Here’s a second installment on my little design symposium. Let’s continue with the topic of contrast and harmony, but this time it’s two, two, two compositions in one.
I frequently rant about removing lawns that don’t serve a needed recreational purpose, approaching the topic from an environmental / sustainability mindset. But for completely aesthetically selfish reasons, another great reason is to give yourself more real estate in which to play with fun plant compositions. As you’ll see below, when you allow enough space to create “Uber-beds” you can really play.
Here’s how the “twofer bed” idea works.

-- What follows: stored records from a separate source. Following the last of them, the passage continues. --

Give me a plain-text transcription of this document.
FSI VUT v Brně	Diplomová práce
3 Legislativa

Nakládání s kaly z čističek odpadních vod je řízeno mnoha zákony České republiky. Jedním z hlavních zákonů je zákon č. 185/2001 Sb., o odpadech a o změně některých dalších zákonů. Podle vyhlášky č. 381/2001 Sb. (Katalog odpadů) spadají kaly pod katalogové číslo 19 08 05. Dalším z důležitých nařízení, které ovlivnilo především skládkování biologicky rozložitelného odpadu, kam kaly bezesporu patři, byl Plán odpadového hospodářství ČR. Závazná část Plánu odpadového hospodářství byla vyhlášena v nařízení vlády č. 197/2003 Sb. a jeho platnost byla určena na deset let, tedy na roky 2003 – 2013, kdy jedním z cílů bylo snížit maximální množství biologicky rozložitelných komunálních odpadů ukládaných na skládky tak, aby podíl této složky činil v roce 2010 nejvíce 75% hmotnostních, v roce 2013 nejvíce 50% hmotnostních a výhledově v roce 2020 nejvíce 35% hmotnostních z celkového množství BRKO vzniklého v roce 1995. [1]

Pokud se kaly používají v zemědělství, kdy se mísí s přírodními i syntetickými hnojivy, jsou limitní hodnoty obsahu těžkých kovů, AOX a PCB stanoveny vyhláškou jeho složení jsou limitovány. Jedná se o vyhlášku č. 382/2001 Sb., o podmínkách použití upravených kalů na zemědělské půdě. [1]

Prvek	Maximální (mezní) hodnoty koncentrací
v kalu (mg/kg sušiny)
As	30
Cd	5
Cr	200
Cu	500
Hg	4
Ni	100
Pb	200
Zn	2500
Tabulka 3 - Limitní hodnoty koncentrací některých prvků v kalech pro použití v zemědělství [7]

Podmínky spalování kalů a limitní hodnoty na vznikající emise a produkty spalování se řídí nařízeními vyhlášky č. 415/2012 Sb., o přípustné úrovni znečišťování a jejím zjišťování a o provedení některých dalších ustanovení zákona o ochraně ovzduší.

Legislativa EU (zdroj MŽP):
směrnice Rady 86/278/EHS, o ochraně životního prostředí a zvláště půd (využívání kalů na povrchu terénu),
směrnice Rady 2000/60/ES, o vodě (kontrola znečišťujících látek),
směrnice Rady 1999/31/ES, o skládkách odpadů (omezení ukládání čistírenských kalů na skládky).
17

If you have a planting area that can be seen from more than one angle, consider placing a “ridge line” of taller plants through the middle of your bed so that it blocks the view of plants on each side of the ridge. The ridge plants now offer a backdrop for experimenting with more than one composition, using the same backdrop twice.
Since a picture is worth oh so many words, these photos, taken at Seaside Gardens, just north of Carpinteria, CA. will tell the tale. Seaside is a truly unique nursery in that they’ve given over a substantial bit of acreage to invite local designers to create a series of theme gardens. Even better, the plants are well maintained AND set out to allow them to reach their full size without any hacking or pruning, so you really know the character of the plants your buying.
This stunning combination of Gold Tansy (Tanacetum vulgare 'Isla Gold') and Smoke Bush (Cotinus coggygria ‘Royal Purple') is the type of bold “killer combo” I encourage my students and clients to explore as a bit of design risk-taking. Who needs flowers when you can almost pop an eye out with the pairing like this?
Now let’s hike over the ridge of Tansy. Behold!
On the reverse side is a silvery planting of Silver Rye (Leymus condensatus 'Canyon Prince'). Whether paired with the boldness of Smoke Bush or the subtler textural shift of the rye grass, Tansy is a force to be reckoned with.
So find a plant that can play two roles in your garden and consider placing a surprising pairing on each side.
Nuff for now…gotta go see Golden Compass.